Maybe, some people watched the detective film and also the comedy, but to suggest pairs of movies just because some people watched them both does not seem to be very beneficial in most cases. Maybe, the suggestion is a result of some latent connection derived from a collaborative filtering approach, but without a component to explain the reason behind the suggestion does not seem to be beneficial either. We do not expect a system to capture all concepts of a movie and to suggest similar ones, but we would expect movies from the same -or nearby- genres, or at least movies with an obvious connection, or theme, to the movie we currently study.
And we are not limited to the domain of movies. A lot of web shops these days are equipped with a lightweight component to infer purchase decisions or product pairings for customers, but especially for complex domains like beverages, we doubt that most trivial rules inferred by such a system really help customers to find what they want. In the worst case, the user might even be confused if such suggestion contradict common sense.
So, what is our point? Big Data might be a buzz word or not, but crunching data to get value information is beneficial for customers. However, too often it seems that we are drowning in these information but starving for knowledge. Stated differently, regardless of the business, knowledge extraction is usually challenging and often there is not enough budget for it. On the other hand, even if money is no problem, too often there is still no efficient -continual- process to extract knowledge from data.
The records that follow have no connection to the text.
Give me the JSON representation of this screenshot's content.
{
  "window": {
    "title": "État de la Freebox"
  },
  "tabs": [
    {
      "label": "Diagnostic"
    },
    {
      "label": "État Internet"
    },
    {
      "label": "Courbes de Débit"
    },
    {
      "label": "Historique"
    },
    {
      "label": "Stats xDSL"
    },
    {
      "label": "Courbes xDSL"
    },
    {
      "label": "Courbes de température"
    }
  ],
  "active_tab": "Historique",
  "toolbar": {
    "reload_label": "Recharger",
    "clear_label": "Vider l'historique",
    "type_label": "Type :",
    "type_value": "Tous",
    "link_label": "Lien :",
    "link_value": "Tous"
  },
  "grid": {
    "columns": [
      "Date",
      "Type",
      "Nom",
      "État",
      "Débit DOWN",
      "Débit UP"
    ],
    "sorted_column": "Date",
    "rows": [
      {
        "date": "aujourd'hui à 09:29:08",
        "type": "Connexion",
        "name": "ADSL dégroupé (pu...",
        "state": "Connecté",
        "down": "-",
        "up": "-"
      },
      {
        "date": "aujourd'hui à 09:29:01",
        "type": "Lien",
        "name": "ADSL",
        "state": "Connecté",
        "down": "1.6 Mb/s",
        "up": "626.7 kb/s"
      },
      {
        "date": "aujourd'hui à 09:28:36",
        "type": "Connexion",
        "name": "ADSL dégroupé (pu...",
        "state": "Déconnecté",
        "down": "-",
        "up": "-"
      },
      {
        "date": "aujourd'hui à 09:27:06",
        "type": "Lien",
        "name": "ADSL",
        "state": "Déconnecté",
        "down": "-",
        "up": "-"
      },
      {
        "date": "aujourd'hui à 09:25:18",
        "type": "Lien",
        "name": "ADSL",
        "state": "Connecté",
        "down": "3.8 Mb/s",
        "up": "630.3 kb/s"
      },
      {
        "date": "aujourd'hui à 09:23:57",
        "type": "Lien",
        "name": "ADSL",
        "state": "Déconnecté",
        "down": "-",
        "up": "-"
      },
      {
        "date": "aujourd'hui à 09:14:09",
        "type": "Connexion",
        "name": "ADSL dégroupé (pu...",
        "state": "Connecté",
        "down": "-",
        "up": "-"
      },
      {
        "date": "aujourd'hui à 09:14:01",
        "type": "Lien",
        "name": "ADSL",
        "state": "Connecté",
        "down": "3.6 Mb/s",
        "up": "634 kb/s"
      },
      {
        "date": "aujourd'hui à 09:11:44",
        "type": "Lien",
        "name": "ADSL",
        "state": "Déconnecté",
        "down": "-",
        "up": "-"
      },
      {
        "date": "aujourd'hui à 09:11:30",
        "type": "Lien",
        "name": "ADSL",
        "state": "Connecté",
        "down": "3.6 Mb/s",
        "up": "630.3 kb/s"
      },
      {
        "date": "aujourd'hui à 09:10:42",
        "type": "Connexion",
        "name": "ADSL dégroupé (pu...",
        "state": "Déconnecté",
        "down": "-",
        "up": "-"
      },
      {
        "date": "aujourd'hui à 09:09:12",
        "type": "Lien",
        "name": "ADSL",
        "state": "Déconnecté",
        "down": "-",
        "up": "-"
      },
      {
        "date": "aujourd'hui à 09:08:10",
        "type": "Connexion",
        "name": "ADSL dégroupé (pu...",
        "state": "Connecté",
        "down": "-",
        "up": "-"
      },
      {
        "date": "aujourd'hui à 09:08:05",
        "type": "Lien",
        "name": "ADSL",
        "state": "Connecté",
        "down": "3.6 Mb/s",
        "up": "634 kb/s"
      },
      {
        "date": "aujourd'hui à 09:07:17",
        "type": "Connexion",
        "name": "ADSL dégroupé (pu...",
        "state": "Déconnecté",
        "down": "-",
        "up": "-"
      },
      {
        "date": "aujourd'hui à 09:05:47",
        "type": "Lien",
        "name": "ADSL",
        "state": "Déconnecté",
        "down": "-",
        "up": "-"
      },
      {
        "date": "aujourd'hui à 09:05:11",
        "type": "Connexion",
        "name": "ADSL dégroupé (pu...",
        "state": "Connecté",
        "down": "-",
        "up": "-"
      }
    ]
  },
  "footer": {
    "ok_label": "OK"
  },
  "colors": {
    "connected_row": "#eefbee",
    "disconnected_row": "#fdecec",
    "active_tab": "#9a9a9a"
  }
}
At the end, the situation is similar for most cases. There is lots of carbon -the information- but not enough pressure to make diamonds out of it. To rephrase our argument, we would like to see fewer standard components for movie recommendations that, frankly, do pretty mediocre jobs and instead, focus on systems that really help users to find what they are searching for. And since happy customers come back it is a win-win situation. To be fair, there are some systems that do a pretty good job, but often those systems are hard to use for non-experts, or restricted to a single domain and/or website. We know that good systems are hard to get right, but of what use is a fancy website, if we have to visit 1,000 movies before we find the one we might enjoy?